Für die Stadt Zürich ist trotz der unsicheren Finanzierungslage klar, dass sie das Projekt weiter vorantreiben will. Seit 2017 hat Zürich als Gründungsmitglied der Nexpo Ausgaben von 2,4 Millionen Franken gesprochen. Winterthurs Austritt kommentiert man gelassen. Dass ein Mitglied den Verein verlasse, gehöre dazu, sagt der Sprecher des Präsidialdepartements Lukas Wigger gegenüber der NZZ.
Die Landesausstellung sieht man in der Stadt als Chance. Mit der Nexpo bekräftige Zürich «seine Position als gesellschaftliche Impulsgeberin und als Innovationszentrum», sagt Wigger. Als Wirtschaftsmotor habe die Stadt eine besondere Bedeutung für die ganze Schweiz und könne im Rahmen der Nexpo ihre Beziehungen ausbauen.
Im Konzept heisst es dazu etwas verkopft: «Die neue Landesausstellung ist partizipativ, dezentral und prozesshaft – in der Überzeugung, dass sie nur so nachhaltig wirkt.»

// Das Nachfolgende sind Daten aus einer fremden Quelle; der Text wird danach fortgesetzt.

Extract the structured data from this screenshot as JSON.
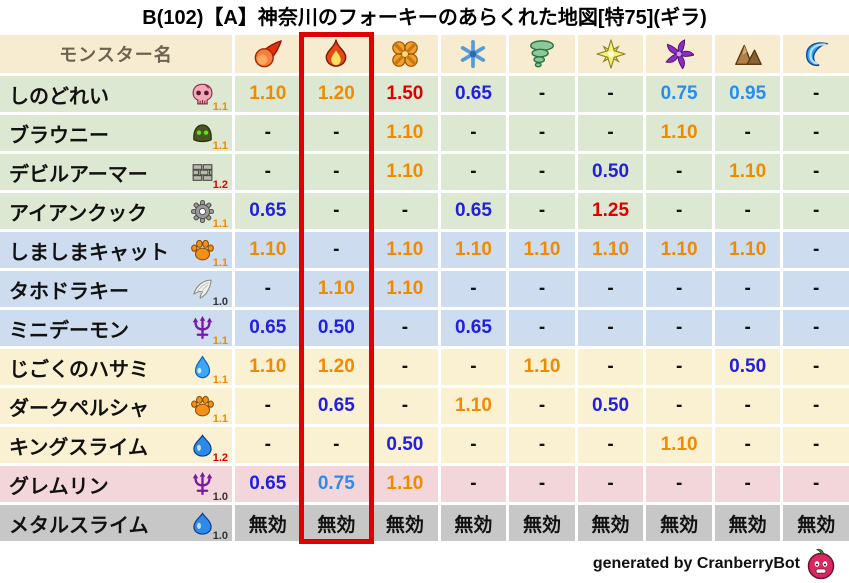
{
  "title": "B(102)【A】神奈川のフォーキーのあらくれた地図[特75](ギラ)",
  "table": {
    "name_header": "モンスター名",
    "elements": [
      {
        "icon": "fireball-icon"
      },
      {
        "icon": "flame-icon"
      },
      {
        "icon": "explosion-icon"
      },
      {
        "icon": "snowflake-icon"
      },
      {
        "icon": "tornado-icon"
      },
      {
        "icon": "starburst-icon"
      },
      {
        "icon": "pinwheel-icon"
      },
      {
        "icon": "mountain-icon"
      },
      {
        "icon": "wave-icon"
      }
    ],
    "monsters": [
      {
        "name": "しのどれい",
        "icon": "skull-icon",
        "multiplier": "1.1",
        "row_color": "green",
        "values": [
          "1.10",
          "1.20",
          "1.50",
          "0.65",
          "-",
          "-",
          "0.75",
          "0.95",
          "-"
        ]
      },
      {
        "name": "ブラウニー",
        "icon": "helmet-icon",
        "multiplier": "1.1",
        "row_color": "green",
        "values": [
          "-",
          "-",
          "1.10",
          "-",
          "-",
          "-",
          "1.10",
          "-",
          "-"
        ]
      },
      {
        "name": "デビルアーマー",
        "icon": "brick-wall-icon",
        "multiplier": "1.2",
        "row_color": "green",
        "values": [
          "-",
          "-",
          "1.10",
          "-",
          "-",
          "0.50",
          "-",
          "1.10",
          "-"
        ]
      },
      {
        "name": "アイアンクック",
        "icon": "gear-icon",
        "multiplier": "1.1",
        "row_color": "green",
        "values": [
          "0.65",
          "-",
          "-",
          "0.65",
          "-",
          "1.25",
          "-",
          "-",
          "-"
        ]
      },
      {
        "name": "しましまキャット",
        "icon": "paw-icon",
        "multiplier": "1.1",
        "row_color": "blue",
        "values": [
          "1.10",
          "-",
          "1.10",
          "1.10",
          "1.10",
          "1.10",
          "1.10",
          "1.10",
          "-"
        ]
      },
      {
        "name": "タホドラキー",
        "icon": "wing-icon",
        "multiplier": "1.0",
        "row_color": "blue",
        "values": [
          "-",
          "1.10",
          "1.10",
          "-",
          "-",
          "-",
          "-",
          "-",
          "-"
        ]
      },
      {
        "name": "ミニデーモン",
        "icon": "trident-icon",
        "multiplier": "1.1",
        "row_color": "blue",
        "values": [
          "0.65",
          "0.50",
          "-",
          "0.65",
          "-",
          "-",
          "-",
          "-",
          "-"
        ]
      },
      {
        "name": "じごくのハサミ",
        "icon": "water-drop-icon",
        "multiplier": "1.1",
        "row_color": "cream",
        "values": [
          "1.10",
          "1.20",
          "-",
          "-",
          "1.10",
          "-",
          "-",
          "0.50",
          "-"
        ]
      },
      {
        "name": "ダークペルシャ",
        "icon": "paw-icon",
        "multiplier": "1.1",
        "row_color": "cream",
        "values": [
          "-",
          "0.65",
          "-",
          "1.10",
          "-",
          "0.50",
          "-",
          "-",
          "-"
        ]
      },
      {
        "name": "キングスライム",
        "icon": "slime-icon",
        "multiplier": "1.2",
        "row_color": "cream",
        "values": [
          "-",
          "-",
          "0.50",
          "-",
          "-",
          "-",
          "1.10",
          "-",
          "-"
        ]
      },
      {
        "name": "グレムリン",
        "icon": "trident-icon",
        "multiplier": "1.0",
        "row_color": "pink",
        "values": [
          "0.65",
          "0.75",
          "1.10",
          "-",
          "-",
          "-",
          "-",
          "-",
          "-"
        ]
      },
      {
        "name": "メタルスライム",
        "icon": "slime-icon",
        "multiplier": "1.0",
        "row_color": "gray",
        "values": [
          "無効",
          "無効",
          "無効",
          "無効",
          "無効",
          "無効",
          "無効",
          "無効",
          "無効"
        ]
      }
    ]
  },
  "highlight": {
    "element_index": 1
  },
  "footer": {
    "credit": "generated by CranberryBot",
    "icon": "cranberry-slime-icon"
  },
  "colors": {
    "highlight_box": "#e00000",
    "header_bg": "#f7ecd0",
    "row_green": "#dce8d2",
    "row_blue": "#cddcee",
    "row_cream": "#faf0d2",
    "row_pink": "#f3d6da",
    "row_gray": "#c7c7c7",
    "val_weak": "#f08a00",
    "val_very_weak": "#e00000",
    "val_resist_light": "#2a8cee",
    "val_resist_strong": "#2020dd",
    "val_neutral": "#111111",
    "mult_up": "#f08a00",
    "mult_up_strong": "#e00000",
    "mult_neutral": "#333333"
  }
}
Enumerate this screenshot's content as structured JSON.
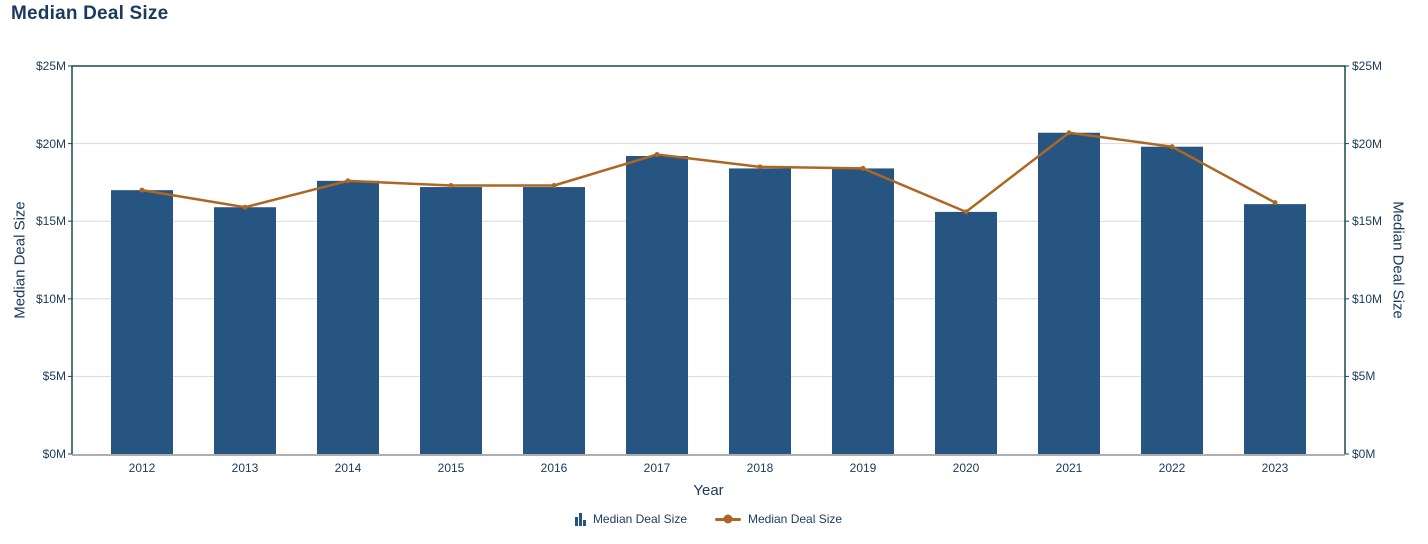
{
  "chart": {
    "title": "Median Deal Size",
    "x_axis_title": "Year",
    "y_axis_title_left": "Median Deal Size",
    "y_axis_title_right": "Median Deal Size",
    "legend": [
      {
        "label": "Median Deal Size",
        "type": "bar",
        "icon": "bar-chart-icon"
      },
      {
        "label": "Median Deal Size",
        "type": "line",
        "icon": "line-marker-icon"
      }
    ]
  },
  "chart_data": {
    "type": "bar",
    "title": "Median Deal Size",
    "xlabel": "Year",
    "ylabel_left": "Median Deal Size",
    "ylabel_right": "Median Deal Size",
    "categories": [
      "2012",
      "2013",
      "2014",
      "2015",
      "2016",
      "2017",
      "2018",
      "2019",
      "2020",
      "2021",
      "2022",
      "2023"
    ],
    "series": [
      {
        "name": "Median Deal Size",
        "type": "bar",
        "unit": "$M",
        "values": [
          17.0,
          15.9,
          17.6,
          17.2,
          17.2,
          19.2,
          18.4,
          18.4,
          15.6,
          20.7,
          19.8,
          16.1
        ]
      },
      {
        "name": "Median Deal Size",
        "type": "line",
        "unit": "$M",
        "values": [
          17.0,
          15.9,
          17.6,
          17.3,
          17.3,
          19.3,
          18.5,
          18.4,
          15.6,
          20.7,
          19.8,
          16.2
        ]
      }
    ],
    "ylim": [
      0,
      25
    ],
    "y_tick_values": [
      25,
      20,
      15,
      10,
      5,
      0
    ],
    "y_tick_labels": [
      "$25M",
      "$20M",
      "$15M",
      "$10M",
      "$5M",
      "$0M"
    ],
    "grid": true,
    "legend_position": "bottom"
  },
  "colors": {
    "bar": "#255580",
    "line": "#ae6723",
    "text": "#1a3a5e",
    "plot_border": "#1b4a50",
    "bottom_axis": "#aeaeae",
    "gridline": "#d9d9d9",
    "background": "#ffffff"
  }
}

Durchführung frühestens im Jahr 2034
Auf die Frage, ob sich die Stadt die finanzielle Beteiligung an einer Landesausstellung leisten könne, sagt Wigger: «Die Nexpo ist eine Investition.» Sie generiere neben einem kulturellen auch einen wirtschaftlichen Mehrwert, «vor allem für die Hotellerie, die Gastronomie, das Gewerbe, den Einzelhandel und die Kulturbranche».
Wigger verweist auf eine Studie der Universität Neuenburg, wonach die Expo 02 einen wirtschaftlichen Mehrwert von 2,5 Milliarden Franken und rund 460 Millionen zusätzliche Steuereinnahmen generiert habe. Und: «Sie hinterlässt viele positive Erinnerungen im kollektiven Gedächtnis.»
Christina Hanke, die Geschäftsführerin der Nexpo, ist ebenfalls guter Dinge. Die Chancen stünden «ausgezeichnet», mit dem vorliegenden Konzept die Selektion des Bundes zu gewinnen. Demnächst wird der Verein ein Kuratorium präsentieren, welches das Konzept zu einer Bewerbung weiterentwickeln soll.
Klar ist: Bis eine nächste Landesausstellung stattfinden kann, wird es noch viele Jahre dauern. Der Bund hält eine Durchführung «ungefähr» im Jahr 2034 realistisch – vorausgesetzt, er spricht sich für eine Mitfinanzierung aus.